As some California residents may know, there are times when a will is challenged. The petitioner's reason for doing this is filed in probate court and served on a personal representative or other individuals who may answer the objection to the will within a predefined time limit. The contestant is then able to answer the response in probate court. Understanding the reasons a will is usually challenged and the likelihood of success may be beneficial prior to entering the objection in court.
Challenging a will may be difficult since the court considers a will to be the testator's way of saying what they wish to happen to their property when they are gone. Objections to that are possible, but nearly all wills go through probate unchanged. Objections that may succeed are usually filed by a spouse who claims the testator did not have the mental capacity to write the will. Testamentary ability means an individual must understand the consequences of structuring or changing a will as well as being aware of the property they own and who the beneficiaries are. In addition, if the contestant is able to show that in some way the person who stands to inherit property held undue influence over the testator, the new will may be ruled invalid.

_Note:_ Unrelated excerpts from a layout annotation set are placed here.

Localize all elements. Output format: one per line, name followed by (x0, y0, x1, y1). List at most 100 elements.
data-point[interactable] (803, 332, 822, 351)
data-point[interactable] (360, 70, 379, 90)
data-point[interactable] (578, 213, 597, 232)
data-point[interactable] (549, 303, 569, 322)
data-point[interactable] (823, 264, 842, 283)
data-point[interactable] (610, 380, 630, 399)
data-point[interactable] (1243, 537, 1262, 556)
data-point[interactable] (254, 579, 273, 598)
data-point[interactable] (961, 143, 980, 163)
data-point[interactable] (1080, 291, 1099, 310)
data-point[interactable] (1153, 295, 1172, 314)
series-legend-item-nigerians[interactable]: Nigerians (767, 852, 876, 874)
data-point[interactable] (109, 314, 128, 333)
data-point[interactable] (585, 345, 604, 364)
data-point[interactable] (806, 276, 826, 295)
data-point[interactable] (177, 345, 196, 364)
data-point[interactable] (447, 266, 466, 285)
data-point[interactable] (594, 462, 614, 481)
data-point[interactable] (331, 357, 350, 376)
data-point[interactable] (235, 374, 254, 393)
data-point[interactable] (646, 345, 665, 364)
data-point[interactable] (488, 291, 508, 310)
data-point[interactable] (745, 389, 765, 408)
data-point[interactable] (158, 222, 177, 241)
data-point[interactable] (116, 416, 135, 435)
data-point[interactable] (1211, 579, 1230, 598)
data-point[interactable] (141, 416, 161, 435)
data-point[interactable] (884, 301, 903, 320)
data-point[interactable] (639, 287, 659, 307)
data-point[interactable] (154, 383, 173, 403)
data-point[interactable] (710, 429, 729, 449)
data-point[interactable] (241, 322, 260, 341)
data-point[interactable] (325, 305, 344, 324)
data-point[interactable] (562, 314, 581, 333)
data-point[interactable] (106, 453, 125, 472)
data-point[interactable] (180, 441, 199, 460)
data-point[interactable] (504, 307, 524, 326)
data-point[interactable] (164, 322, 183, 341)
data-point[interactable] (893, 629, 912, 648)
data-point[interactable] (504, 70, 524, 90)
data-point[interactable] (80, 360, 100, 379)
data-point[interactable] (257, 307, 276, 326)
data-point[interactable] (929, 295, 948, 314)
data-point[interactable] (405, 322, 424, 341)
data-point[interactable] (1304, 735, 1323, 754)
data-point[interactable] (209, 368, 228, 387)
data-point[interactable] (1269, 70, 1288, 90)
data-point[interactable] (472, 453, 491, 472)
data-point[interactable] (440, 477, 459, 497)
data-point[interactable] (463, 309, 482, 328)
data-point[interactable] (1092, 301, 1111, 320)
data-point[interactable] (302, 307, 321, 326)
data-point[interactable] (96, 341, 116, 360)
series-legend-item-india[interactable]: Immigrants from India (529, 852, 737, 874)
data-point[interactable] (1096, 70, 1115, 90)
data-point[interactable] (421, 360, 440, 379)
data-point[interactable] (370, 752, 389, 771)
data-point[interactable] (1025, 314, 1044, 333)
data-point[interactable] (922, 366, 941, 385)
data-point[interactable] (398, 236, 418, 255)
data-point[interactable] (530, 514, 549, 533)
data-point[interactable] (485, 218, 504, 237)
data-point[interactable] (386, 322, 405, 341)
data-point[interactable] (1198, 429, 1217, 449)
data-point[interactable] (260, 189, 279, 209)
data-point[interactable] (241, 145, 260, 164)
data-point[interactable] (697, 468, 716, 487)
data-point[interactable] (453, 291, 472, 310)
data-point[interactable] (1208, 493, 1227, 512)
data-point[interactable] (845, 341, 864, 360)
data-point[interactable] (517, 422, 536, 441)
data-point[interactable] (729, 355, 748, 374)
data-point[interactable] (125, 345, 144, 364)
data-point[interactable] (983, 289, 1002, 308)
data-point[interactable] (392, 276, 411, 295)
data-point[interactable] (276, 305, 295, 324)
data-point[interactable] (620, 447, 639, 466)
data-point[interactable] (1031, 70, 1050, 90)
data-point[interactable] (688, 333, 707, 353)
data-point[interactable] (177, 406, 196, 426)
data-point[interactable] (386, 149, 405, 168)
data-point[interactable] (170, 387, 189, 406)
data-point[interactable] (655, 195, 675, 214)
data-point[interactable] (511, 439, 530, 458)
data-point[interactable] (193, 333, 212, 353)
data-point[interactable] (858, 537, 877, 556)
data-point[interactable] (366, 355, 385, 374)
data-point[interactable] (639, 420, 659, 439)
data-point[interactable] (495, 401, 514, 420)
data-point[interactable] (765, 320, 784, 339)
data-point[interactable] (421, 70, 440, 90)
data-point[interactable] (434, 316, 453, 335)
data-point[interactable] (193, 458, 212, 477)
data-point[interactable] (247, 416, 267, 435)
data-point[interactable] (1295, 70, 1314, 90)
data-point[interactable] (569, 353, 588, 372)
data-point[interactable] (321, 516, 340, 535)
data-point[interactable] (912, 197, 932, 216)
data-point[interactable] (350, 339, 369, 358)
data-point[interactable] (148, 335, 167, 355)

Usually, unless contested, a newer will is held valid over an older one. However, it is important to date the will and sign it in the presence of witnesses. If mistakes occur, the will may be considered invalid.
When a testator decides to either update an existing will or create a new one, the insight of an estate planning attorney may be beneficial. The attorney may ensure that all conditions are satisfied in order to assure the individual's wishes will be carried out.